According to her car registration, she drives an old Honda, which is most likely hidden in the attached garage. A woman smart enough to orchestrate something like this isn’t going to leave her car parked at an airport or train station, identifying that as her starting point. I don’t want anything to do with it, though. If someone’s looking for her, they’ll surely begin with her car. But it’s nice to know it’s there, if I need it.
I make quick work of the rest of Eva’s desk. More dried-out pens and paper clips in a tangle, empty envelopes, a few charging bricks with no cords. But none of the other things you’d expect to find. No saved birthday cards or appointment reminders. No photographs, notes, or sentimental keepsakes. Not only was her husband a fabrication, I’m beginning to wonder if Eva was too.
I look to the left of the desk, where an empty trash can sits, and my gaze catches on a small piece of paper, partially concealed behind the desk, as if someone meant to throw it away and missed. I pick it up and smooth it. It’s a small card, the handwriting a neat cursive, the slanted, loopy kind you don’t see beyond elementary school. Everything you ever wanted is on the other side of fear.

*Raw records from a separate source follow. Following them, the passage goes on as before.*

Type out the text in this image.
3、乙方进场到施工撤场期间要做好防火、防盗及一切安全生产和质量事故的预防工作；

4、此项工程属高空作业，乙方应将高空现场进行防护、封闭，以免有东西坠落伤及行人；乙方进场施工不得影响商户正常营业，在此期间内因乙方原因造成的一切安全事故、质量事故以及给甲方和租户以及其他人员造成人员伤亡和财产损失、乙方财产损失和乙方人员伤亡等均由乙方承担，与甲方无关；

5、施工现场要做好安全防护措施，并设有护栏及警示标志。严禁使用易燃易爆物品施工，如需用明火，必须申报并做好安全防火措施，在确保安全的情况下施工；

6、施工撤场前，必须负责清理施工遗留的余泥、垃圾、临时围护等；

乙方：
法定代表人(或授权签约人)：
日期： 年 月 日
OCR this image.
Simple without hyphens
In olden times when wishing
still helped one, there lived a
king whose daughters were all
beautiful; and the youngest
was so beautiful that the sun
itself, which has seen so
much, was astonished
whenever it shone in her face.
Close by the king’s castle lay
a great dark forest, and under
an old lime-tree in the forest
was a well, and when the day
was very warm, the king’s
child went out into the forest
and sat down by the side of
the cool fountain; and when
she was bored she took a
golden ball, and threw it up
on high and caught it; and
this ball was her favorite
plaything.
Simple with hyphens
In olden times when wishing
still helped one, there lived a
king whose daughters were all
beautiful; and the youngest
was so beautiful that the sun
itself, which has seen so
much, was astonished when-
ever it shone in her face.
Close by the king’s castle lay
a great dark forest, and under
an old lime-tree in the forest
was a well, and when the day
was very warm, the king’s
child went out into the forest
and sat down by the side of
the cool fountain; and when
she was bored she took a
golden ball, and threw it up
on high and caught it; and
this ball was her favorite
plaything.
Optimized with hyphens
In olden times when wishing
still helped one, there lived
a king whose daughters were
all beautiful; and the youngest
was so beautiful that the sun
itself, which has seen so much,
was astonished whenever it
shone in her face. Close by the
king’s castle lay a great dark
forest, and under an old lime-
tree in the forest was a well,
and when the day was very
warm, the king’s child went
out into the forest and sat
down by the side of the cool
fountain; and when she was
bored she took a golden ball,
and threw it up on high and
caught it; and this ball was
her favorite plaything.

I try to imagine the circumstances upon which Eva wrote this and then later discarded it. If perhaps she didn’t need it anymore, or whether it stopped being something she believed to be true.

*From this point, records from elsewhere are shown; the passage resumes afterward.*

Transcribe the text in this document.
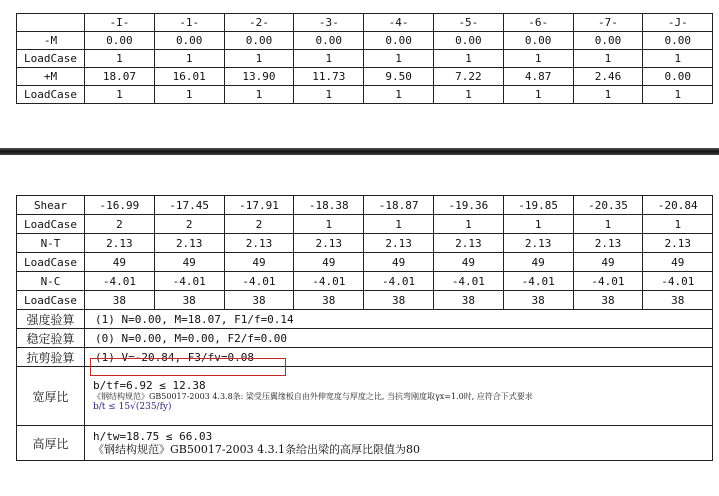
	-I-	-1-	-2-	-3-	-4-	-5-	-6-	-7-	-J-
-M	0.00	0.00	0.00	0.00	0.00	0.00	0.00	0.00	0.00
LoadCase	1	1	1	1	1	1	1	1	1
+M	18.07	16.01	13.90	11.73	9.50	7.22	4.87	2.46	0.00
LoadCase	1	1	1	1	1	1	1	1	1
Shear	-16.99	-17.45	-17.91	-18.38	-18.87	-19.36	-19.85	-20.35	-20.84
LoadCase	2	2	2	1	1	1	1	1	1
N-T	2.13	2.13	2.13	2.13	2.13	2.13	2.13	2.13	2.13
LoadCase	49	49	49	49	49	49	49	49	49
N-C	-4.01	-4.01	-4.01	-4.01	-4.01	-4.01	-4.01	-4.01	-4.01
LoadCase	38	38	38	38	38	38	38	38	38
强度验算	(1) N=0.00, M=18.07, F1/f=0.14								
稳定验算	(0) N=0.00, M=0.00, F2/f=0.00								
抗剪验算	(1) V=-20.84, F3/fv=0.08								
宽厚比	b/tf=6.92 ≤ 12.38
《钢结构规范》GB50017-2003 4.3.8条: 梁受压翼缘板自由外伸宽度与厚度之比, 当抗弯刚度取γx=1.0时, 应符合下式要求
b/t ≤ 15√(235/fy)								

高厚比	h/tw=18.75 ≤ 66.03
《钢结构规范》GB50017-2003 4.3.1条给出梁的高厚比限值为80								
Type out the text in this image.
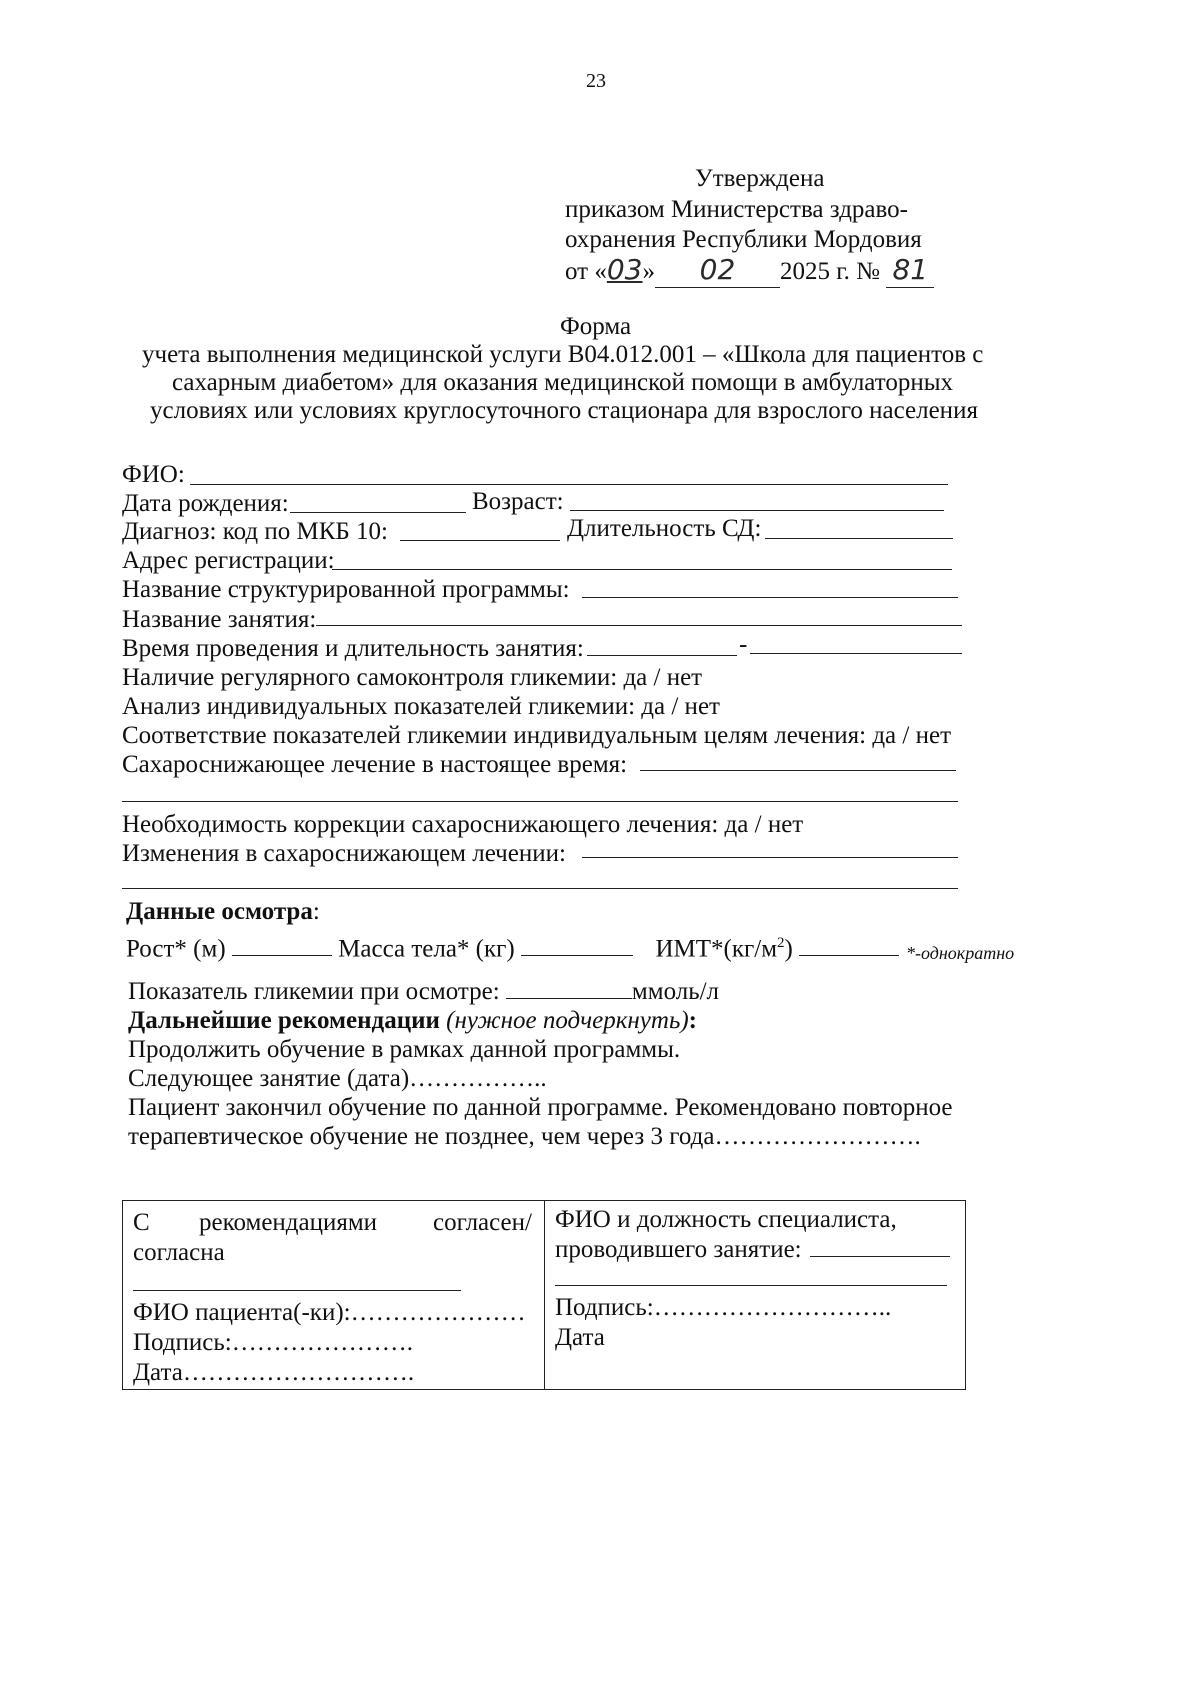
23
Утверждена
приказом Министерства здраво-
охранения Республики Мордовия
от «03» 02 2025 г. № 81
Форма
учета выполнения медицинской услуги В04.012.001 – «Школа для пациентов с
сахарным диабетом» для оказания медицинской помощи в амбулаторных
условиях или условиях круглосуточного стационара для взрослого населения
ФИО:
Дата рождения:	Возраст:
Диагноз: код по МКБ 10:	Длительность СД:
Адрес регистрации:
Название структурированной программы:
Название занятия:
Время проведения и длительность занятия:	-
Наличие регулярного самоконтроля гликемии: да / нет
Анализ индивидуальных показателей гликемии: да / нет
Соответствие показателей гликемии индивидуальным целям лечения: да / нет
Сахароснижающее лечение в настоящее время:
Необходимость коррекции сахароснижающего лечения: да / нет
Изменения в сахароснижающем лечении:
Данные осмотра:
Рост* (м)	Масса тела* (кг)	$ИМТ*(кг/м^2)$	*-однократно
Показатель гликемии при осмотре:	ммоль/л
Дальнейшие рекомендации (нужное подчеркнуть):
Продолжить обучение в рамках данной программы.
Следующее занятие (дата)……………..
Пациент закончил обучение по данной программе. Рекомендовано повторное
терапевтическое обучение не позднее, чем через 3 года…………………….
С рекомендациями согласен/
согласна
ФИО пациента(-ки):…………………
Подпись:………………….
Дата……………………….
ФИО и должность специалиста,
проводившего занятие:
Подпись:………………………..
Дата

I carry it across the hall to Eva’s bedroom, tuck the card into the edge of the mirror over her dresser, and begin to tidy the mess I’d made. As I refold her shirts, the smell of her—flowers with that chemical undernote—stirs in the air around me. I come across a Red Hot Chili Peppers T-shirt, and I hold it against my chest. Oversized and well worn, it’s from their Californication tour. The Chili Peppers were one of Violet’s favorite bands, and I had promised her that when she turned sixteen, I’d take her to a concert. One of the many things she never got to do. I drape the shirt over my shoulder and close the drawer. This, I want.
I finish tidying the dresser, confirming no hidden money or jewelry. No diary or love letters stashed away from prying eyes. Fictional husband aside, no one—except perhaps me, living in Rory’s house—lives a life this empty.
Across the room, I sit on the edge of her bed and open the top drawer of her nightstand. Another tube of expensive hand lotion that smells like roses when I rub it into my arm. A bottle of Tylenol. But tucked along the inside edge of the drawer is a photo, the only one I’ve seen in the house so far. It’s a novelty shot of Eva posing with an older woman outside a stadium in San Francisco. Enormous Giants Baseball banners hang behind life-sized cutouts of players, and the women pose, their heads tilted together, Eva laughing, her arm draped over the woman’s shoulders. She looks light and happy, as if whatever shadows were chasing her hadn’t shown up yet. I wonder if this was a friend, or someone else Eva had tricked. Whether everything Eva did had been calculated for her own benefit.